Globalvia is a Spanish multinational transport infrastructure company that operates in 11 countries across three continents. In June 2022, Globalvia in partnership with Kinetic Group launched a take over bid for the British bus and rail operator Go-Ahead Group. The sale was approved by Go-Ahead's shareholders in August 2022. Globalvia has a 49% shareholding.

Globalvia is owned by OPTrust, PGGM and USS who bought Globalvia in a takeover bid worth Euro 420 million in 2015.

History 
In 2007 Fomento de Construcciones y Contratas (FCC) and Caja Madrid  founded Globivia to unite their shared infrasturce assets under one brand with FCC and Caja Madrid each controlling a 50% stake in the new company.

2008 Globalvia won the private international tender to acquire two highways in Chile and was also awarded a contract in Portugal to build and operate the Transmontana, thus beginning the company's expansion outside of Spain.
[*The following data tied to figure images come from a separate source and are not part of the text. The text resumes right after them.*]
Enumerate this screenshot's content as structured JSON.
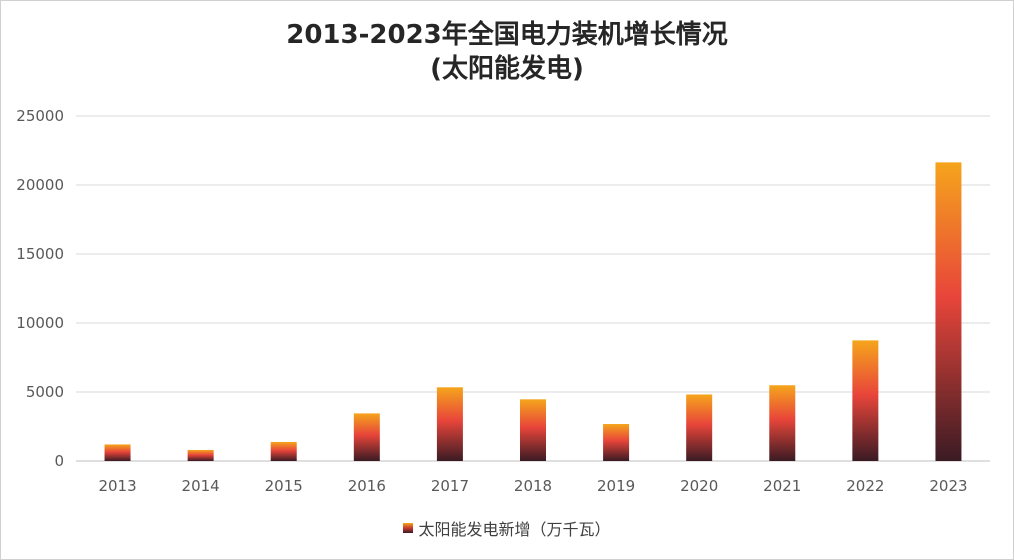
{
  "chart_data": {
    "type": "bar",
    "title": "2013-2023年全国电力装机增长情况",
    "subtitle": "(太阳能发电)",
    "xlabel": "",
    "ylabel": "",
    "categories": [
      "2013",
      "2014",
      "2015",
      "2016",
      "2017",
      "2018",
      "2019",
      "2020",
      "2021",
      "2022",
      "2023"
    ],
    "series": [
      {
        "name": "太阳能发电新增（万千瓦）",
        "values": [
          1200,
          800,
          1380,
          3450,
          5340,
          4470,
          2680,
          4820,
          5490,
          8740,
          21640
        ]
      }
    ],
    "ylim": [
      0,
      25000
    ],
    "yticks": [
      0,
      5000,
      10000,
      15000,
      20000,
      25000
    ],
    "grid": true,
    "legend_position": "bottom",
    "colors": {
      "bar_top": "#f5a51c",
      "bar_mid": "#e8453a",
      "bar_bottom": "#3a1b24",
      "grid": "#d9d9d9",
      "axis": "#bfbfbf",
      "text": "#595959"
    }
  }
}
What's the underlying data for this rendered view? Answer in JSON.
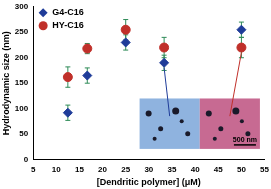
{
  "chart_data": {
    "type": "scatter",
    "x_label": "[Dendritic polymer] (μM)",
    "y_label": "Hydrodynamic size (nm)",
    "xlim": [
      5,
      55
    ],
    "xticks": [
      5,
      10,
      15,
      20,
      25,
      30,
      35,
      40,
      45,
      50,
      55
    ],
    "ylim": [
      0,
      300
    ],
    "yticks": [
      0,
      50,
      100,
      150,
      200,
      250,
      300
    ],
    "grid": false,
    "legend": "upper left",
    "annotation": "500 nm",
    "series": [
      {
        "name": "G4-C16",
        "color": "#1f3c99",
        "marker": "diamond",
        "x": [
          12.5,
          16.7,
          25,
          33.3,
          50
        ],
        "values": [
          92,
          165,
          230,
          190,
          255
        ],
        "errors": [
          15,
          15,
          15,
          15,
          15
        ]
      },
      {
        "name": "HY-C16",
        "color": "#c0302a",
        "marker": "circle",
        "x": [
          12.5,
          16.7,
          25,
          33.3,
          50
        ],
        "values": [
          162,
          218,
          255,
          220,
          220
        ],
        "errors": [
          20,
          10,
          20,
          20,
          20
        ]
      }
    ]
  }
}
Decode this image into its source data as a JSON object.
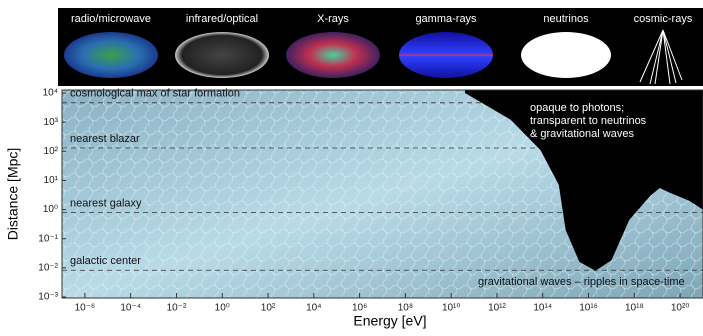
{
  "chart_data": {
    "type": "area",
    "panel_labels": [
      "radio/microwave",
      "infrared/optical",
      "X-rays",
      "gamma-rays",
      "neutrinos",
      "cosmic-rays"
    ],
    "xlabel": "Energy [eV]",
    "ylabel": "Distance [Mpc]",
    "xscale": "log",
    "yscale": "log",
    "xlim": [
      1e-07,
      1e+21
    ],
    "ylim": [
      0.001,
      10000
    ],
    "xticks": [
      {
        "value": 1e-06,
        "label": "10⁻⁶"
      },
      {
        "value": 0.0001,
        "label": "10⁻⁴"
      },
      {
        "value": 0.01,
        "label": "10⁻²"
      },
      {
        "value": 1,
        "label": "10⁰"
      },
      {
        "value": 100,
        "label": "10²"
      },
      {
        "value": 10000,
        "label": "10⁴"
      },
      {
        "value": 1000000.0,
        "label": "10⁶"
      },
      {
        "value": 100000000.0,
        "label": "10⁸"
      },
      {
        "value": 10000000000.0,
        "label": "10¹⁰"
      },
      {
        "value": 1000000000000.0,
        "label": "10¹²"
      },
      {
        "value": 100000000000000.0,
        "label": "10¹⁴"
      },
      {
        "value": 1e+16,
        "label": "10¹⁶"
      },
      {
        "value": 1e+18,
        "label": "10¹⁸"
      },
      {
        "value": 1e+20,
        "label": "10²⁰"
      }
    ],
    "yticks": [
      {
        "value": 10000,
        "label": "10⁴"
      },
      {
        "value": 1000,
        "label": "10³"
      },
      {
        "value": 100,
        "label": "10²"
      },
      {
        "value": 10,
        "label": "10¹"
      },
      {
        "value": 1,
        "label": "10⁰"
      },
      {
        "value": 0.1,
        "label": "10⁻¹"
      },
      {
        "value": 0.01,
        "label": "10⁻²"
      },
      {
        "value": 0.001,
        "label": "10⁻³"
      }
    ],
    "series": [
      {
        "color": "#000000",
        "x": [
          40000000000.0,
          4000000000000.0,
          80000000000000.0,
          500000000000000.0,
          1000000000000000.0,
          4000000000000000.0,
          2e+16,
          1e+17,
          6e+17,
          5e+18,
          1.3e+19,
          3e+19,
          2.5e+20,
          1e+21
        ],
        "values": [
          10000,
          1200,
          110,
          7,
          0.2,
          0.016,
          0.008,
          0.018,
          0.44,
          3,
          5.5,
          4,
          2,
          1
        ]
      }
    ],
    "reference_lines": [
      {
        "label": "cosmological max of star formation",
        "value": 4600
      },
      {
        "label": "nearest blazar",
        "value": 130
      },
      {
        "label": "nearest galaxy",
        "value": 0.8
      },
      {
        "label": "galactic center",
        "value": 0.0083
      }
    ],
    "annotations": {
      "opaque": [
        "opaque to photons;",
        "transparent to neutrinos",
        "& gravitational waves"
      ],
      "waves": "gravitational waves – ripples in space-time"
    },
    "grid": false
  }
}
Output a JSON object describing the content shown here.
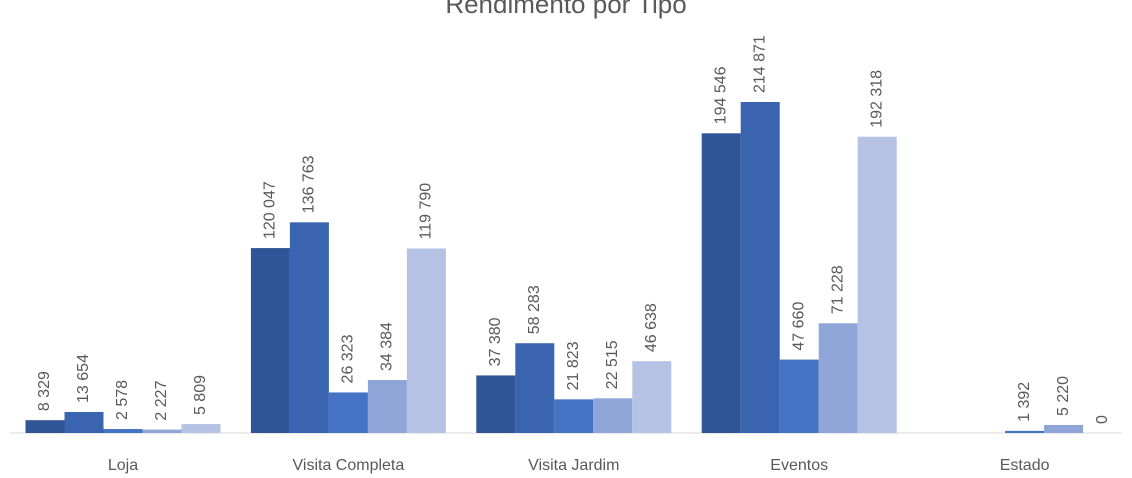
{
  "chart_data": {
    "type": "bar",
    "title": "Rendimento por Tipo",
    "categories": [
      "Loja",
      "Visita Completa",
      "Visita Jardim",
      "Eventos",
      "Estado"
    ],
    "series": [
      {
        "color": "#2f5597",
        "values": [
          8329,
          120047,
          37380,
          194546,
          null
        ],
        "value_labels": [
          "8 329",
          "120 047",
          "37 380",
          "194 546",
          null
        ]
      },
      {
        "color": "#3a64af",
        "values": [
          13654,
          136763,
          58283,
          214871,
          null
        ],
        "value_labels": [
          "13 654",
          "136 763",
          "58 283",
          "214 871",
          null
        ]
      },
      {
        "color": "#4472c4",
        "values": [
          2578,
          26323,
          21823,
          47660,
          1392
        ],
        "value_labels": [
          "2 578",
          "26 323",
          "21 823",
          "47 660",
          "1 392"
        ]
      },
      {
        "color": "#8fa5d8",
        "values": [
          2227,
          34384,
          22515,
          71228,
          5220
        ],
        "value_labels": [
          "2 227",
          "34 384",
          "22 515",
          "71 228",
          "5 220"
        ]
      },
      {
        "color": "#b6c2e4",
        "values": [
          5809,
          119790,
          46638,
          192318,
          0
        ],
        "value_labels": [
          "5 809",
          "119 790",
          "46 638",
          "192 318",
          "0"
        ]
      }
    ]
  }
}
The company continued to expand its road infrasturce investments over the years and in 2013 expanded into the rail industry with the purchase of Metro de Sevilla, a light rail system in Seville, Spain. Later that year, Globalvia expanded into Ireland by being awarded a contract managing and operate a 161 highway in Dublin.

In 2015 OPTrusts, Stichting Pensioenfonds Zorg en Welzijn (PGGM) and Universities Superannuation Scheme (USS) purchased Globalvia for a total of Euro 420 million.

December 2016 the company entered the United States by successfully securing the purchase of Pocahontas Parkway located in Richmond, Virginia.

In 2020 the company founded, Openvia to focus on technology and innovation platforms such as Tap&Go, Slora by Globalvia and Meep Sevilla.

In 2022 Globalvia in partnership with Australian based multinational bus operator, Kinetic Group, it purchased a 49% stake in the  Go-Ahead Group. Based in the United Kingdom, Go-Ahead operates buses and railway services in the UK, Singapore, Germany, Ireland and Norway.

Operations 
Globalvia operates a number of road infrastructure projects listed below, all of its public transport assets outside of Spain are part of Go-Ahead Group.:

Chile 

 Autopista Costa Arauco 
 Autopista del Aconcagua
 Autopista del Itata
 Autopista Vespucio Norte
 Túnel de San Cristóbal

Ireland 

 Globalvia Jons
 M50 Concession
 N6

United States 

 Pocahontas Parkway

Spain 

 Autopista Central Gallega
 Iryo, a high-speed rail operator
 Concesiones de Madrid
 M-407
 Metro Barajas (Metro de Madrid Line 8)
 Metro de Sevilla
 Metros Ligeros de Madrid
 Ruta de los Pantanos
 Tramvia Metropolità (Barcelona light rail)
 Metro de Madrid Line 9
 Metro Ligero (Light Rail)
 Tranvía de Parla
 AG-55 Autoestradas de Galicia
 AG-57 Autoestradas de Galicia
 AP-15 Audenasa
 AP-66 Aucalsa
 AP-9 Audasa

Portugal 

 Beira Interior
 Transmontana

Costa Rica 

 Ruta 27

United Kingdom 

Through its 49% shareholding in the Go-Ahead Group (UK-based) Globalvia operates public transport networks in the UK, Singapore and Ireland, and railway services in the United Kingdom, Norway and Germany.